Ficamos a apreciar, por instantes plenos, com o cuidado de não demorar demasiado. Afinal, não é todo dia que somos presenteados com uma gentileza dessas.

Na volta, olhei uma vez mais para a pintura de Ulisses, primogénita:

– André, ainda acho formidável ter descoberto tão tardiamente a história de Ofiusa. Em tempos remotos, a terra onde vivemos era governada pela Rainha Serpente. A cidade se parecia com um oásis, apenas regido por Deusas. Nenhum homem era capaz de conquistar o paraíso matriarcal. Quando tentavam, recebiam o mesmo destino dos navegadores, no encontro das sereias. As deusas eram implacáveis. A fama de Ofiusa ultrapassava os horizontes, até chegar aos ouvidos de Ulisses.

Com navios exaustos e homens famintos, Ulisses ignorou os avisos, blasfemou a hipótese de perder a vida, ofereceu-se à Rainha. Acreditava em seu poder de hipnose. No amor prometido. Seduziu, impecável, a Serpente soberana. Ela, então, dá-lhe o reino, como prova de eternidade. Ele, ao conquistar, vai-se embora.

Descansado.

A fúria serpenteia essa terra, antes abençoada. Seus tentáculos, sofredores, correm atrás da promessa, imortal. Sua dor é tão violenta que delineia as setes colinas, aquelas que tanto nos custam a subir.

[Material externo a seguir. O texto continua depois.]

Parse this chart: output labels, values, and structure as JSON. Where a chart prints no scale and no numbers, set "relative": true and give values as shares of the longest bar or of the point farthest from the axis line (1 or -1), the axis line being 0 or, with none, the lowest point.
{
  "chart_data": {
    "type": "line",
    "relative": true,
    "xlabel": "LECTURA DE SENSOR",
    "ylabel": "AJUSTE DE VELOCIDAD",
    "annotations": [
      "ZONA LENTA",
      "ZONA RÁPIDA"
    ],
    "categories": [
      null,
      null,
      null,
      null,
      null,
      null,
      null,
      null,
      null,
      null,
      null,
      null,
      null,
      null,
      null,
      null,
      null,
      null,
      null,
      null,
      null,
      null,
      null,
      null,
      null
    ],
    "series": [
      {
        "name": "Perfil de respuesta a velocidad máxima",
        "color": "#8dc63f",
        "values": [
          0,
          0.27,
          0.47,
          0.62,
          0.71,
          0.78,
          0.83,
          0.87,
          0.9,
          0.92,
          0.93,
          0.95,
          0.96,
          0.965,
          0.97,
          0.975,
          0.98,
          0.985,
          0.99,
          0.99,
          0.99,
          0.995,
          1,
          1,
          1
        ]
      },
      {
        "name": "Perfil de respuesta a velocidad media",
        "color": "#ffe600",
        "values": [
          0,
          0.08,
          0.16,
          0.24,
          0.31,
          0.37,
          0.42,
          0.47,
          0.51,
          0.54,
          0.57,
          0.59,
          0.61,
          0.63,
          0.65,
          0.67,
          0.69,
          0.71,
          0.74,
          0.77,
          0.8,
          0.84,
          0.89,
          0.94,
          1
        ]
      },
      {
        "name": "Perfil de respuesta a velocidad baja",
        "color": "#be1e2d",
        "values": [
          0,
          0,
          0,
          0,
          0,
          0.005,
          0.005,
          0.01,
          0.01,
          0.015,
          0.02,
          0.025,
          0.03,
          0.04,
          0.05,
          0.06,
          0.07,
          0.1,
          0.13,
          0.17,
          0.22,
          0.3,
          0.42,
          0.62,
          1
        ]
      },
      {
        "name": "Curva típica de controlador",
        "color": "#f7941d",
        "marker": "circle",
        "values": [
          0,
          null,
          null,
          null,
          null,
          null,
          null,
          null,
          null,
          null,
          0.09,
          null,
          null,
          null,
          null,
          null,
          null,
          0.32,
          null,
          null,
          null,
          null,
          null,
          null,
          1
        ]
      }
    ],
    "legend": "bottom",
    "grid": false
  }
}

André já conhecia bem esta história. Assentiu, com um sorriso. O eco de seus passos reverberava pela fantasmagórica plataforma, até à saída. 

O guarda, elementar, questionou os poemas escritos, os autores eleitos, as cores do Panteão. Abriu-nos as portas, mas, antes, indagou-nos, com a precisão de um feitiço:

– Não sei se é do mesmo autor… Minha pintura favorita, nesta estação, não está ao pé dos comboios, está à saída do metro. Vocês já viram? Querem que eu os leve até lá?

Nossa vernissage inusitada havia, então, ganhado a surrealidade dos romances. Era óbvio que iríamos navegar até o fim.

Uma última vez vimos as luzes verdes das catracas, as risadas feitas apenas de pestanas, os fôlegos interrompidos pela magia.

Depois da liberação do metro, no altíssimo pé direito, lá estavam:

Ulisses e a Rainha Serpente.

O décimo terceiro painel, esculpido pelas linhas, irretocáveis, de Lima de Freitas.